# poloroid tv turns on but screen remains blank/nonresponsive



## bsj0002 (Jun 30, 2010)

model: poloroid 37" FLM-373B

problem: the set clearly is recieving power as indicated by the l.e.d. light but when i turn it on the screen does nothing. i have the thing apart now and would really appreciate some direction.


----------



## telecom69 (Oct 12, 2001)

Wonder if this could be the same problem,have a look and see http://www.fixya.com/support/r741402-polaroid_flm_373b_lcd_tv_black_screen


----------



## Wino (Dec 1, 2001)

Polaroid undoubtedly has the worse customer service in the industry. I have a FLM3232 (2nd unit - first was returned defective) which developed a problem with mute control. Had in shop to repair under warranty, but problem persisted. We are now well into our 4th year awaiting a new control board from Polaroid. Polaroid will never see another penny from me.

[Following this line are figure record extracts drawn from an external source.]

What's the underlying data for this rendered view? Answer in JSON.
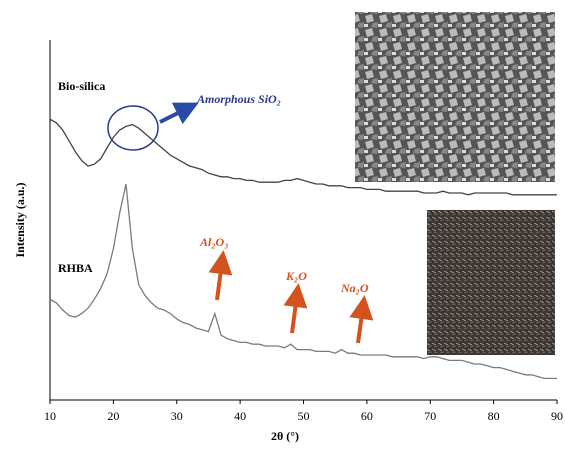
{
  "chart_data": {
    "type": "line",
    "xlabel": "2θ (°)",
    "ylabel": "Intensity (a.u.)",
    "xlim": [
      10,
      90
    ],
    "xticks": [
      10,
      20,
      30,
      40,
      50,
      60,
      70,
      80,
      90
    ],
    "ylim": [
      0,
      100
    ],
    "annotations": [
      "Amorphous SiO₂",
      "Al₂O₃",
      "K₂O",
      "Na₂O"
    ],
    "x": [
      10,
      11,
      12,
      13,
      14,
      15,
      16,
      17,
      18,
      19,
      20,
      21,
      22,
      23,
      24,
      25,
      26,
      27,
      28,
      29,
      30,
      31,
      32,
      33,
      34,
      35,
      36,
      37,
      38,
      39,
      40,
      41,
      42,
      43,
      44,
      45,
      46,
      47,
      48,
      49,
      50,
      51,
      52,
      53,
      54,
      55,
      56,
      57,
      58,
      59,
      60,
      61,
      62,
      63,
      64,
      65,
      66,
      67,
      68,
      69,
      70,
      71,
      72,
      73,
      74,
      75,
      76,
      77,
      78,
      79,
      80,
      81,
      82,
      83,
      84,
      85,
      86,
      87,
      88,
      89,
      90
    ],
    "series": [
      {
        "name": "Bio-silica",
        "color": "#444444",
        "values": [
          78,
          77,
          75,
          72,
          69,
          66.5,
          65,
          65.5,
          67,
          70,
          73,
          75,
          76,
          76.5,
          75.5,
          74,
          72.5,
          71,
          69.5,
          68,
          67,
          66,
          65,
          64.5,
          64,
          63,
          62.5,
          62,
          62,
          61.5,
          61.5,
          61,
          61,
          60.5,
          60.5,
          60.5,
          60.5,
          61,
          61,
          61.5,
          61,
          60.5,
          60,
          60,
          59.5,
          59.5,
          59.5,
          59,
          59,
          59,
          58.5,
          58.5,
          58.5,
          58,
          58,
          58,
          58,
          58,
          58,
          57.5,
          57.5,
          57.5,
          58,
          57.5,
          57.5,
          57.5,
          57,
          57.5,
          57.5,
          57.5,
          57.5,
          57.5,
          57.5,
          57,
          57,
          57,
          57,
          57,
          57,
          57,
          57
        ]
      },
      {
        "name": "RHBA",
        "color": "#7a7a7a",
        "values": [
          28,
          27,
          25,
          23.5,
          23,
          24,
          25.5,
          28,
          31,
          35,
          42,
          52,
          60,
          42,
          32,
          29,
          27,
          25.5,
          25,
          24,
          22.5,
          21.5,
          21,
          20,
          19.5,
          19,
          24,
          18,
          17,
          16.5,
          16,
          16,
          15.5,
          15.5,
          15,
          15,
          15,
          14.5,
          15.5,
          14,
          14,
          14,
          13.5,
          13.5,
          13.5,
          13,
          14,
          13,
          13,
          12.5,
          12.5,
          12.5,
          12.5,
          12.5,
          12,
          12,
          12,
          12,
          12,
          11.5,
          12,
          12,
          11.5,
          11,
          11,
          11,
          10.5,
          10,
          10,
          9.5,
          9,
          9,
          8.5,
          8,
          7.5,
          7,
          7,
          6.5,
          6,
          6,
          6
        ]
      }
    ]
  }
}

In any case, bookmarking this thread.


----------



## nightowl12259 (Dec 17, 2008)

thanks


----------



## wacor (Feb 22, 2005)

Wino said:


> Polaroid undoubtedly has the worse customer service in the industry. I have a FLM3232 (2nd unit - first was returned defective) which developed a problem with mute control. Had in shop to repair under warranty, but problem persisted. We are now well into our 4th year awaiting a new control board from Polaroid. Polaroid will never see another penny from me.
> 
> In any case, bookmarking this thread.


You did not blame it on Bush


----------



## Wino (Dec 1, 2001)

wacor said:


> You did not blame it on Bush


That goes without saying.:up:


----------